Forward-Looking Statements

This filing contains a number of forward-looking statements. Words such as “expects,” “will,” “anticipates,” and variations of such words and similar future or conditional expressions are intended to identify forward-looking statements. These forward-looking statements include, but are not limited to, statements regarding our beliefs and expectations relating to the duration or outcome of the internal investigation described above, subsequent actions by federal or state authorities or third parties regarding the matters described above, and the completion of matters necessary to permit the filing of the Form 10-Q for the period ended March 31, 2021. There can be no assurance that these forward-looking statements will be achieved, and actual results could differ materially from those suggested by such forward-looking statements.
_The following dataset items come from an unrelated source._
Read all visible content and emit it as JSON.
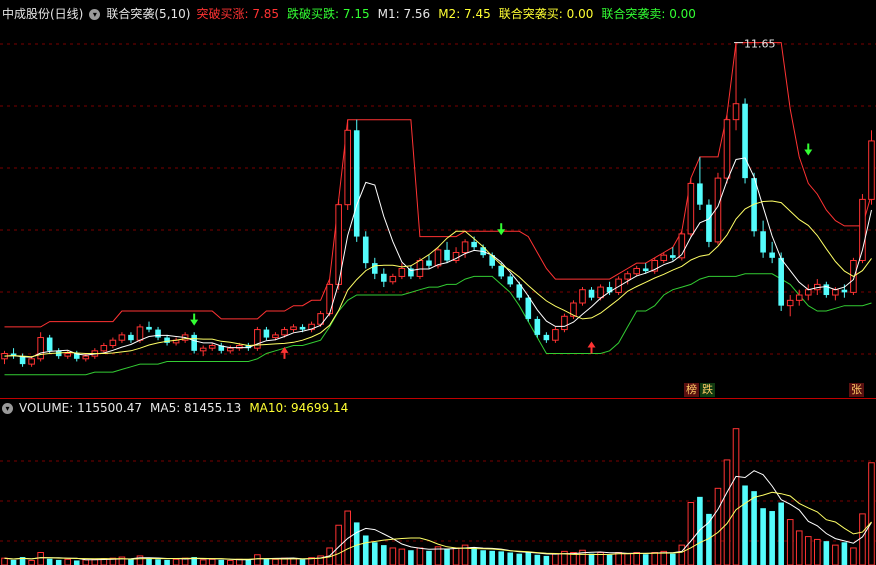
{
  "main_panel": {
    "title": "中成股份(日线)",
    "indicator_name": "联合突袭(5,10)",
    "labels": [
      {
        "text": "突破买涨: 7.85",
        "color": "#ff3333"
      },
      {
        "text": "跌破买跌: 7.15",
        "color": "#33ff33"
      },
      {
        "text": "M1: 7.56",
        "color": "#e6e6e6"
      },
      {
        "text": "M2: 7.45",
        "color": "#ffff33"
      },
      {
        "text": "联合突袭买: 0.00",
        "color": "#ffff33"
      },
      {
        "text": "联合突袭卖: 0.00",
        "color": "#33ff33"
      }
    ],
    "peak_label": "11.65",
    "badges": [
      {
        "text": "榜",
        "color": "#ffcc66",
        "bg": "#5a1010"
      },
      {
        "text": "跌",
        "color": "#ffcc66",
        "bg": "#103a10"
      },
      {
        "text": "张",
        "color": "#ffcc66",
        "bg": "#5a1010"
      }
    ]
  },
  "volume_panel": {
    "labels": [
      {
        "text": "VOLUME: 115500.47",
        "color": "#e6e6e6"
      },
      {
        "text": "MA5: 81455.13",
        "color": "#e6e6e6"
      },
      {
        "text": "MA10: 94699.14",
        "color": "#ffff33"
      }
    ]
  },
  "colors": {
    "up": "#ff3333",
    "down": "#54fcfc",
    "resistance": "#ff3333",
    "support": "#33cc33",
    "ma_short": "#ffffff",
    "ma_long": "#ffff66",
    "grid": "#7a0000"
  },
  "chart_data": {
    "type": "candlestick",
    "candles": [
      [
        5.7,
        5.85,
        5.6,
        5.8
      ],
      [
        5.8,
        5.9,
        5.7,
        5.75
      ],
      [
        5.75,
        5.8,
        5.55,
        5.6
      ],
      [
        5.6,
        5.75,
        5.55,
        5.7
      ],
      [
        5.7,
        6.2,
        5.65,
        6.1
      ],
      [
        6.1,
        6.15,
        5.8,
        5.85
      ],
      [
        5.85,
        5.9,
        5.7,
        5.75
      ],
      [
        5.75,
        5.85,
        5.7,
        5.8
      ],
      [
        5.8,
        5.85,
        5.65,
        5.7
      ],
      [
        5.7,
        5.8,
        5.65,
        5.75
      ],
      [
        5.75,
        5.9,
        5.7,
        5.85
      ],
      [
        5.85,
        6.0,
        5.8,
        5.95
      ],
      [
        5.95,
        6.1,
        5.9,
        6.05
      ],
      [
        6.05,
        6.2,
        6.0,
        6.15
      ],
      [
        6.15,
        6.2,
        6.0,
        6.05
      ],
      [
        6.05,
        6.35,
        6.0,
        6.3
      ],
      [
        6.3,
        6.4,
        6.2,
        6.25
      ],
      [
        6.25,
        6.3,
        6.05,
        6.1
      ],
      [
        6.1,
        6.15,
        5.95,
        6.0
      ],
      [
        6.0,
        6.1,
        5.95,
        6.05
      ],
      [
        6.05,
        6.2,
        6.0,
        6.15
      ],
      [
        6.15,
        6.2,
        5.8,
        5.85
      ],
      [
        5.85,
        5.95,
        5.75,
        5.9
      ],
      [
        5.9,
        6.0,
        5.85,
        5.95
      ],
      [
        5.95,
        6.0,
        5.8,
        5.85
      ],
      [
        5.85,
        5.95,
        5.8,
        5.9
      ],
      [
        5.9,
        6.0,
        5.85,
        5.95
      ],
      [
        5.95,
        6.0,
        5.85,
        5.9
      ],
      [
        5.9,
        6.3,
        5.85,
        6.25
      ],
      [
        6.25,
        6.3,
        6.05,
        6.1
      ],
      [
        6.1,
        6.2,
        6.05,
        6.15
      ],
      [
        6.15,
        6.3,
        6.1,
        6.25
      ],
      [
        6.25,
        6.35,
        6.2,
        6.3
      ],
      [
        6.3,
        6.35,
        6.2,
        6.25
      ],
      [
        6.25,
        6.4,
        6.2,
        6.35
      ],
      [
        6.35,
        6.6,
        6.3,
        6.55
      ],
      [
        6.55,
        7.2,
        6.5,
        7.1
      ],
      [
        7.1,
        8.7,
        7.0,
        8.6
      ],
      [
        8.6,
        10.2,
        8.5,
        10.0
      ],
      [
        10.0,
        10.2,
        7.9,
        8.0
      ],
      [
        8.0,
        8.1,
        7.4,
        7.5
      ],
      [
        7.5,
        7.6,
        7.2,
        7.3
      ],
      [
        7.3,
        7.4,
        7.05,
        7.15
      ],
      [
        7.15,
        7.3,
        7.1,
        7.25
      ],
      [
        7.25,
        7.5,
        7.2,
        7.4
      ],
      [
        7.4,
        7.45,
        7.2,
        7.25
      ],
      [
        7.25,
        7.6,
        7.2,
        7.55
      ],
      [
        7.55,
        7.65,
        7.4,
        7.45
      ],
      [
        7.45,
        7.8,
        7.4,
        7.75
      ],
      [
        7.75,
        7.9,
        7.5,
        7.55
      ],
      [
        7.55,
        7.8,
        7.5,
        7.7
      ],
      [
        7.7,
        7.95,
        7.6,
        7.9
      ],
      [
        7.9,
        8.0,
        7.75,
        7.8
      ],
      [
        7.8,
        7.85,
        7.6,
        7.65
      ],
      [
        7.65,
        7.7,
        7.4,
        7.45
      ],
      [
        7.45,
        7.5,
        7.2,
        7.25
      ],
      [
        7.25,
        7.3,
        7.05,
        7.1
      ],
      [
        7.1,
        7.15,
        6.8,
        6.85
      ],
      [
        6.85,
        6.9,
        6.4,
        6.45
      ],
      [
        6.45,
        6.5,
        6.1,
        6.15
      ],
      [
        6.15,
        6.2,
        6.0,
        6.05
      ],
      [
        6.05,
        6.3,
        6.0,
        6.25
      ],
      [
        6.25,
        6.55,
        6.2,
        6.5
      ],
      [
        6.5,
        6.8,
        6.45,
        6.75
      ],
      [
        6.75,
        7.05,
        6.7,
        7.0
      ],
      [
        7.0,
        7.05,
        6.8,
        6.85
      ],
      [
        6.85,
        7.1,
        6.8,
        7.05
      ],
      [
        7.05,
        7.15,
        6.9,
        6.95
      ],
      [
        6.95,
        7.25,
        6.9,
        7.2
      ],
      [
        7.2,
        7.35,
        7.1,
        7.3
      ],
      [
        7.3,
        7.45,
        7.25,
        7.4
      ],
      [
        7.4,
        7.5,
        7.3,
        7.35
      ],
      [
        7.35,
        7.6,
        7.3,
        7.55
      ],
      [
        7.55,
        7.7,
        7.5,
        7.65
      ],
      [
        7.65,
        7.8,
        7.55,
        7.6
      ],
      [
        7.6,
        8.1,
        7.55,
        8.05
      ],
      [
        8.05,
        9.1,
        8.0,
        9.0
      ],
      [
        9.0,
        9.5,
        8.5,
        8.6
      ],
      [
        8.6,
        8.7,
        7.8,
        7.9
      ],
      [
        7.9,
        9.2,
        7.85,
        9.1
      ],
      [
        9.1,
        10.3,
        9.0,
        10.2
      ],
      [
        10.2,
        11.65,
        10.0,
        10.5
      ],
      [
        10.5,
        10.6,
        9.0,
        9.1
      ],
      [
        9.1,
        9.2,
        8.0,
        8.1
      ],
      [
        8.1,
        8.3,
        7.6,
        7.7
      ],
      [
        7.7,
        7.9,
        7.5,
        7.6
      ],
      [
        7.6,
        7.7,
        6.6,
        6.7
      ],
      [
        6.7,
        6.9,
        6.5,
        6.8
      ],
      [
        6.8,
        7.0,
        6.7,
        6.9
      ],
      [
        6.9,
        7.1,
        6.8,
        7.0
      ],
      [
        7.0,
        7.2,
        6.9,
        7.1
      ],
      [
        7.1,
        7.15,
        6.85,
        6.9
      ],
      [
        6.9,
        7.05,
        6.8,
        7.0
      ],
      [
        7.0,
        7.1,
        6.85,
        6.95
      ],
      [
        6.95,
        7.6,
        6.9,
        7.55
      ],
      [
        7.55,
        8.8,
        7.5,
        8.7
      ],
      [
        8.7,
        10.0,
        8.6,
        9.8
      ]
    ],
    "ma_short": [
      5.75,
      5.76,
      5.74,
      5.73,
      5.81,
      5.84,
      5.85,
      5.86,
      5.79,
      5.77,
      5.79,
      5.81,
      5.86,
      5.92,
      5.97,
      6.05,
      6.12,
      6.14,
      6.14,
      6.12,
      6.1,
      6.04,
      6.0,
      6.0,
      5.94,
      5.91,
      5.91,
      5.91,
      5.98,
      6.04,
      6.06,
      6.12,
      6.19,
      6.22,
      6.26,
      6.33,
      6.55,
      7.12,
      8.02,
      8.59,
      9.02,
      8.97,
      8.38,
      7.91,
      7.52,
      7.36,
      7.39,
      7.39,
      7.47,
      7.51,
      7.59,
      7.68,
      7.74,
      7.72,
      7.65,
      7.52,
      7.33,
      7.12,
      6.88,
      6.62,
      6.41,
      6.31,
      6.31,
      6.39,
      6.54,
      6.68,
      6.84,
      6.96,
      7.06,
      7.16,
      7.26,
      7.31,
      7.38,
      7.47,
      7.53,
      7.66,
      7.99,
      8.26,
      8.33,
      8.57,
      9.05,
      9.45,
      9.48,
      9.12,
      8.56,
      8.01,
      7.58,
      7.36,
      7.14,
      7.0,
      7.04,
      7.06,
      7.0,
      7.05,
      7.19,
      7.75,
      8.5
    ],
    "ma_long": [
      5.75,
      5.76,
      5.75,
      5.74,
      5.78,
      5.8,
      5.81,
      5.82,
      5.81,
      5.8,
      5.8,
      5.8,
      5.81,
      5.83,
      5.85,
      5.9,
      5.96,
      6.0,
      6.03,
      6.05,
      6.08,
      6.08,
      6.07,
      6.07,
      6.03,
      6.01,
      5.98,
      5.95,
      5.96,
      5.97,
      5.98,
      5.99,
      6.01,
      6.05,
      6.11,
      6.19,
      6.33,
      6.61,
      6.99,
      7.19,
      7.36,
      7.45,
      7.46,
      7.46,
      7.43,
      7.45,
      7.55,
      7.66,
      7.8,
      7.97,
      8.1,
      8.1,
      7.96,
      7.81,
      7.63,
      7.47,
      7.37,
      7.24,
      7.08,
      6.93,
      6.79,
      6.69,
      6.61,
      6.52,
      6.45,
      6.47,
      6.56,
      6.69,
      6.82,
      6.97,
      7.06,
      7.14,
      7.22,
      7.29,
      7.37,
      7.44,
      7.56,
      7.63,
      7.66,
      7.82,
      8.03,
      8.33,
      8.52,
      8.61,
      8.66,
      8.67,
      8.64,
      8.48,
      8.32,
      8.21,
      8.02,
      7.77,
      7.53,
      7.35,
      7.25,
      7.36,
      7.59
    ],
    "resistance": [
      6.3,
      6.3,
      6.3,
      6.3,
      6.3,
      6.4,
      6.4,
      6.4,
      6.4,
      6.4,
      6.4,
      6.4,
      6.4,
      6.6,
      6.6,
      6.6,
      6.6,
      6.6,
      6.6,
      6.6,
      6.6,
      6.6,
      6.6,
      6.6,
      6.45,
      6.45,
      6.45,
      6.45,
      6.45,
      6.6,
      6.6,
      6.6,
      6.7,
      6.7,
      6.8,
      6.8,
      7.2,
      8.7,
      10.2,
      10.2,
      10.2,
      10.2,
      10.2,
      10.2,
      10.2,
      10.2,
      8.0,
      8.0,
      8.0,
      8.0,
      8.0,
      8.1,
      8.1,
      8.1,
      8.1,
      8.1,
      8.1,
      8.1,
      8.0,
      7.7,
      7.4,
      7.2,
      7.2,
      7.2,
      7.2,
      7.2,
      7.2,
      7.2,
      7.3,
      7.4,
      7.5,
      7.5,
      7.6,
      7.7,
      7.8,
      8.1,
      9.1,
      9.5,
      9.5,
      9.5,
      10.3,
      11.65,
      11.65,
      11.65,
      11.65,
      11.65,
      11.65,
      10.4,
      9.5,
      9.0,
      8.8,
      8.5,
      8.3,
      8.2,
      8.2,
      8.2,
      8.8
    ],
    "support": [
      5.4,
      5.4,
      5.4,
      5.4,
      5.4,
      5.4,
      5.4,
      5.4,
      5.4,
      5.4,
      5.45,
      5.45,
      5.45,
      5.5,
      5.55,
      5.6,
      5.6,
      5.6,
      5.65,
      5.65,
      5.65,
      5.65,
      5.65,
      5.65,
      5.65,
      5.65,
      5.65,
      5.65,
      5.7,
      5.8,
      5.85,
      5.9,
      5.95,
      5.95,
      6.0,
      6.05,
      6.3,
      6.6,
      6.8,
      6.9,
      6.9,
      6.9,
      6.9,
      6.9,
      6.9,
      6.95,
      7.0,
      7.05,
      7.05,
      7.1,
      7.1,
      7.2,
      7.25,
      7.25,
      7.25,
      7.1,
      6.95,
      6.7,
      6.4,
      6.1,
      5.8,
      5.8,
      5.8,
      5.8,
      5.8,
      5.8,
      5.8,
      5.85,
      6.0,
      6.3,
      6.6,
      6.6,
      6.7,
      6.9,
      7.0,
      7.05,
      7.1,
      7.2,
      7.25,
      7.25,
      7.25,
      7.25,
      7.3,
      7.3,
      7.3,
      7.3,
      7.2,
      7.1,
      6.9,
      6.7,
      6.6,
      6.6,
      6.65,
      6.7,
      6.7,
      6.7,
      6.75
    ],
    "volume": [
      12000,
      9000,
      14000,
      8000,
      22000,
      11000,
      9000,
      10000,
      8000,
      9000,
      10000,
      11000,
      12000,
      14000,
      10000,
      16000,
      12000,
      10000,
      9000,
      10000,
      12000,
      14000,
      9000,
      10000,
      9000,
      8000,
      10000,
      9000,
      18000,
      11000,
      10000,
      12000,
      11000,
      10000,
      13000,
      16000,
      30000,
      70000,
      95000,
      75000,
      52000,
      40000,
      35000,
      30000,
      28000,
      26000,
      30000,
      25000,
      32000,
      28000,
      30000,
      35000,
      30000,
      26000,
      25000,
      24000,
      22000,
      20000,
      22000,
      18000,
      16000,
      20000,
      24000,
      22000,
      26000,
      20000,
      22000,
      18000,
      22000,
      20000,
      22000,
      19000,
      22000,
      24000,
      20000,
      35000,
      110000,
      120000,
      90000,
      135000,
      185000,
      240000,
      140000,
      130000,
      100000,
      95000,
      110000,
      80000,
      60000,
      50000,
      45000,
      42000,
      35000,
      40000,
      30000,
      90000,
      180000
    ],
    "vol_ma5": [
      12000,
      10500,
      11667,
      10750,
      13000,
      12800,
      12800,
      12000,
      12000,
      9400,
      9200,
      9600,
      10000,
      10800,
      11000,
      12600,
      12800,
      12400,
      11400,
      11400,
      10600,
      11400,
      11000,
      11000,
      10800,
      10000,
      9200,
      9200,
      11000,
      11200,
      11600,
      12000,
      12400,
      10800,
      11200,
      12400,
      16000,
      31800,
      46800,
      57200,
      64400,
      62400,
      54600,
      46400,
      37000,
      31800,
      29600,
      27800,
      28200,
      28200,
      29000,
      30000,
      31000,
      29800,
      29200,
      28000,
      25400,
      23400,
      22600,
      21200,
      19600,
      19200,
      20000,
      20000,
      21600,
      22400,
      22800,
      21600,
      21600,
      20400,
      20800,
      20200,
      21200,
      21400,
      21400,
      24000,
      42200,
      61800,
      75000,
      98000,
      128000,
      156000,
      154000,
      166000,
      159000,
      139000,
      115000,
      107000,
      97000,
      77000,
      69000,
      55400,
      46400,
      42400,
      38400,
      49400,
      75000
    ],
    "vol_ma10": [
      12000,
      10500,
      11667,
      10750,
      12800,
      12667,
      12143,
      11875,
      11444,
      11200,
      11000,
      11200,
      11000,
      11200,
      10400,
      10900,
      11200,
      11200,
      11300,
      11400,
      11600,
      12000,
      11700,
      11300,
      11200,
      10400,
      10200,
      10100,
      11000,
      11100,
      10800,
      10600,
      10800,
      10800,
      11200,
      12000,
      14200,
      20000,
      28600,
      35000,
      39000,
      41400,
      43800,
      45200,
      46600,
      47600,
      47600,
      43100,
      36800,
      32100,
      29900,
      29400,
      28900,
      28500,
      28200,
      27000,
      25200,
      24200,
      23200,
      21800,
      20600,
      20200,
      19600,
      18700,
      18800,
      18400,
      18400,
      18700,
      19700,
      19800,
      20200,
      20600,
      20600,
      20900,
      21200,
      22400,
      30200,
      39400,
      46400,
      57400,
      73000,
      97400,
      108400,
      119000,
      123000,
      128000,
      125500,
      121500,
      108500,
      100500,
      93500,
      79700,
      75700,
      64700,
      54700,
      58000,
      75700
    ]
  }
}
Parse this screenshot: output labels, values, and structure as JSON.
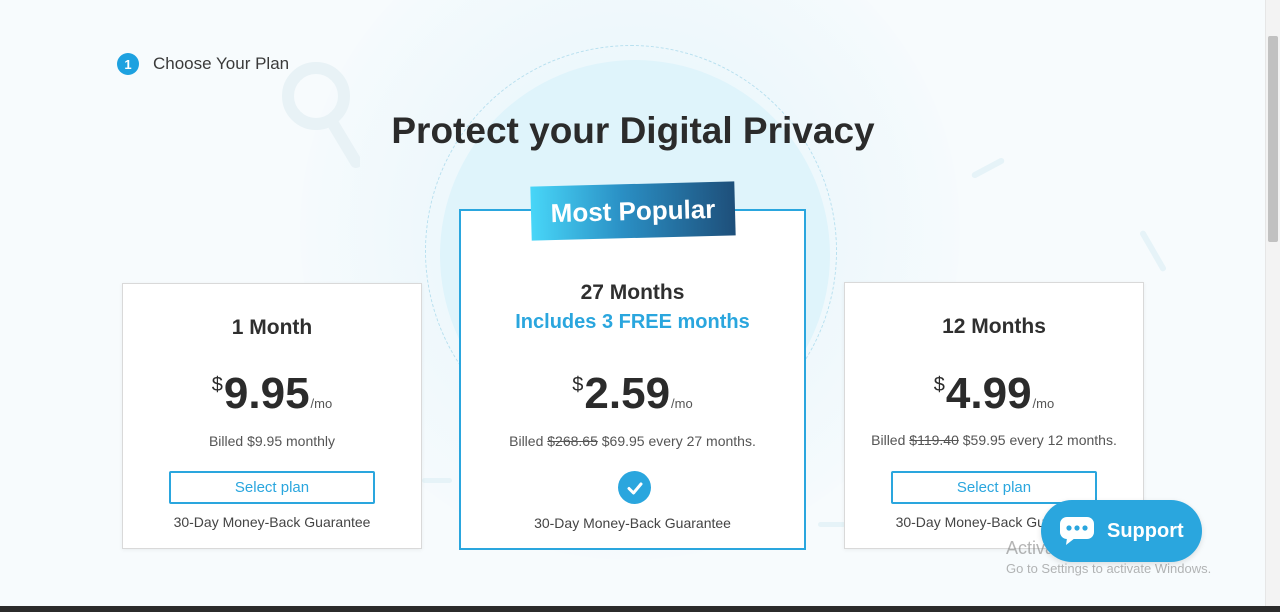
{
  "step": {
    "number": "1",
    "label": "Choose Your Plan"
  },
  "headline": "Protect your Digital Privacy",
  "badge": "Most Popular",
  "plans": [
    {
      "title": "1 Month",
      "currency": "$",
      "price": "9.95",
      "per": "/mo",
      "billed_prefix": "Billed $9.95 monthly",
      "billed_strike": "",
      "billed_suffix": "",
      "button": "Select plan",
      "guarantee": "30-Day Money-Back Guarantee"
    },
    {
      "title": "27 Months",
      "subtitle": "Includes 3 FREE months",
      "currency": "$",
      "price": "2.59",
      "per": "/mo",
      "billed_prefix": "Billed",
      "billed_strike": "$268.65",
      "billed_suffix": "$69.95 every 27 months.",
      "selected": true,
      "guarantee": "30-Day Money-Back Guarantee"
    },
    {
      "title": "12 Months",
      "currency": "$",
      "price": "4.99",
      "per": "/mo",
      "billed_prefix": "Billed",
      "billed_strike": "$119.40",
      "billed_suffix": "$59.95 every 12 months.",
      "button": "Select plan",
      "guarantee": "30-Day Money-Back Guarantee"
    }
  ],
  "support": {
    "label": "Support",
    "icon": "chat-bubble-icon"
  },
  "watermark": {
    "title": "Activate Windows",
    "subtitle": "Go to Settings to activate Windows."
  },
  "colors": {
    "accent": "#2aa6de",
    "text": "#2b2b2b",
    "background": "#f7fbfd"
  }
}
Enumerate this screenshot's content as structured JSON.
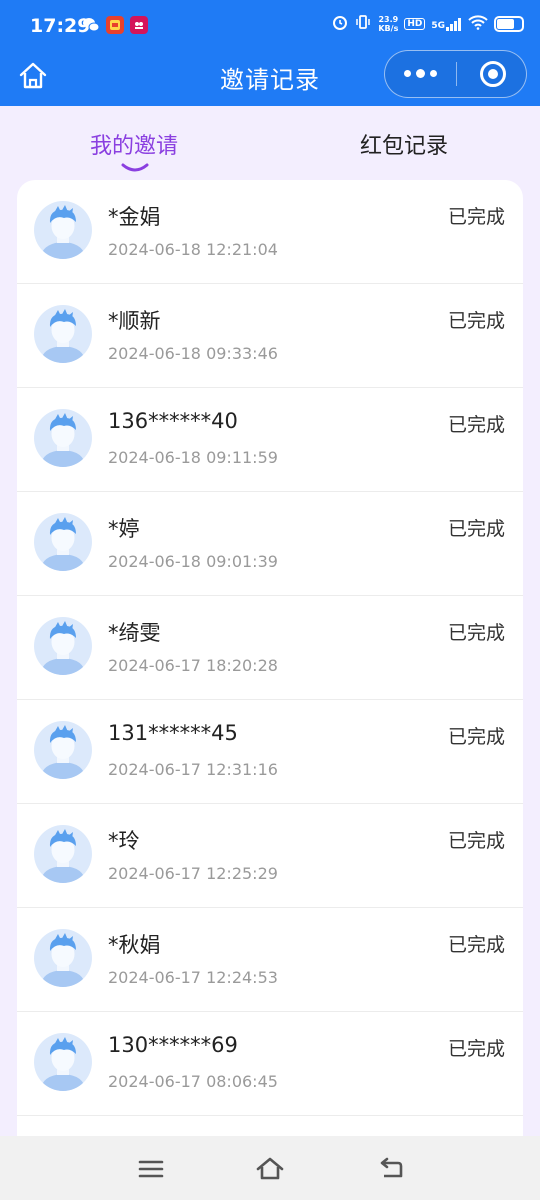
{
  "status_bar": {
    "time": "17:29",
    "speed_value": "23.9",
    "speed_unit": "KB/s",
    "hd": "HD",
    "network": "5G",
    "battery_level": 0.7,
    "icons": [
      "wechat-icon",
      "app-icon-1",
      "app-icon-2",
      "alarm-icon",
      "vibrate-icon",
      "signal-icon",
      "wifi-icon",
      "battery-icon"
    ]
  },
  "nav": {
    "title": "邀请记录"
  },
  "tabs": [
    {
      "label": "我的邀请",
      "active": true
    },
    {
      "label": "红包记录",
      "active": false
    }
  ],
  "colors": {
    "primary": "#1f7bf5",
    "accent": "#8a3fe0",
    "background": "#f3eefe"
  },
  "records": [
    {
      "name": "*金娟",
      "time": "2024-06-18 12:21:04",
      "status": "已完成"
    },
    {
      "name": "*顺新",
      "time": "2024-06-18 09:33:46",
      "status": "已完成"
    },
    {
      "name": "136******40",
      "time": "2024-06-18 09:11:59",
      "status": "已完成"
    },
    {
      "name": "*婷",
      "time": "2024-06-18 09:01:39",
      "status": "已完成"
    },
    {
      "name": "*绮雯",
      "time": "2024-06-17 18:20:28",
      "status": "已完成"
    },
    {
      "name": "131******45",
      "time": "2024-06-17 12:31:16",
      "status": "已完成"
    },
    {
      "name": "*玲",
      "time": "2024-06-17 12:25:29",
      "status": "已完成"
    },
    {
      "name": "*秋娟",
      "time": "2024-06-17 12:24:53",
      "status": "已完成"
    },
    {
      "name": "130******69",
      "time": "2024-06-17 08:06:45",
      "status": "已完成"
    }
  ],
  "bottom_nav": [
    "menu-icon",
    "home-icon",
    "back-icon"
  ]
}
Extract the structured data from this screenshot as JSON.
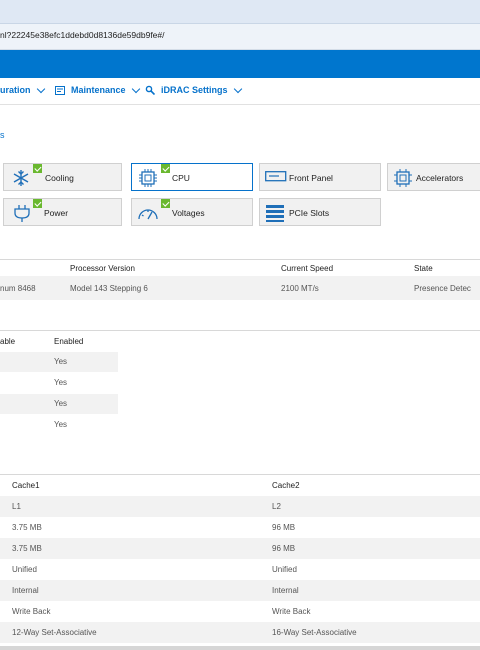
{
  "browser": {
    "url_fragment": "nl?22245e38efc1ddebd0d8136de59db9fe#/"
  },
  "menu": [
    {
      "label": "uration",
      "icon": ""
    },
    {
      "label": "Maintenance",
      "icon": "maintenance-icon"
    },
    {
      "label": "iDRAC Settings",
      "icon": "idrac-settings-icon"
    }
  ],
  "breadcrumb": "s",
  "components": {
    "cooling": "Cooling",
    "cpu": "CPU",
    "front_panel": "Front Panel",
    "accelerators": "Accelerators",
    "power": "Power",
    "voltages": "Voltages",
    "pcie_slots": "PCIe Slots"
  },
  "processor_table": {
    "headers": {
      "version": "Processor Version",
      "speed": "Current Speed",
      "state": "State"
    },
    "row": {
      "model": "num 8468",
      "version": "Model 143 Stepping 6",
      "speed": "2100 MT/s",
      "state": "Presence Detec"
    }
  },
  "feature_table": {
    "headers": {
      "capable": "able",
      "enabled": "Enabled"
    },
    "rows": [
      "Yes",
      "Yes",
      "Yes",
      "Yes"
    ]
  },
  "cache_table": {
    "headers": {
      "cache1": "Cache1",
      "cache2": "Cache2"
    },
    "rows": [
      [
        "L1",
        "L2"
      ],
      [
        "3.75 MB",
        "96 MB"
      ],
      [
        "3.75 MB",
        "96 MB"
      ],
      [
        "Unified",
        "Unified"
      ],
      [
        "Internal",
        "Internal"
      ],
      [
        "Write Back",
        "Write Back"
      ],
      [
        "12-Way Set-Associative",
        "16-Way Set-Associative"
      ]
    ]
  },
  "colors": {
    "brand_blue": "#0076ce",
    "link_blue": "#0672cb",
    "check_green": "#6ab82f"
  }
}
We disclaim and do not undertake any obligation to update or revise any forward-looking statement in this report, except as required by applicable law or regulation.

 

 

 

PART IV – OTHER INFORMATION

 

(1) Name and telephone number of person to contact in regard to this notification.

 

  Dennis J. Carlo (858) 997-2400
  (Name) (Area Code and Telephone Number)

 

 

(2) Have all other periodic reports required under section 13 or 15(d) of the Securities Exchange Act of 1934 or section 30 of the Investment Company Act of 1940 during the preceding 12 months or for such shorter period that the registrant was required to file such report(s) been filed? If the answer is no, identify report(s).

 

☒Yes      ☐  No

 

 

(3) Is it anticipated that any significant change in results of operations from the corresponding period for the last fiscal year will be reflected by the earnings statements to be included in the subject report or portion thereof?

 

☒ Yes       ☐ No

 

The Company anticipates that the Form 10-Q will reflect a decrease in net revenue, an increase in the expense relating to change in fair value of warrants, and an increase in its net loss, for the three months ended March 31, 2021, compared to the comparable period of the prior year. For the reasons described above, the Company cannot reasonably estimate the anticipated change in results of operations from the corresponding period for the last fiscal year.

 

 

 

 

 

 

Adamis Pharmaceuticals Corporation

(Name of Registrant as specified in its charter)

 

has caused this notification to be signed on its behalf by the undersigned thereunto duly authorized.

 

 

Date: May 24, 2021

By:

/s/ Dennis J. Carlo

Dennis J. Carlo

Chief Executive Officer

 

 

INSTRUCTION: The form may be signed by an executive officer of the registrant or by any other duly authorized representative. The name and title of the person signing the form shall be typed or printed beneath the signature. If the statement is signed on behalf of the registrant by an authorized representative (other than an executive officer), evidence of the representative's authority to sign on behalf of the registrant shall be filed with the form.

Attention

Intentional misstatements or omissions of fact constitute Federal Criminal Violations (See 18 U.S.C. 1001).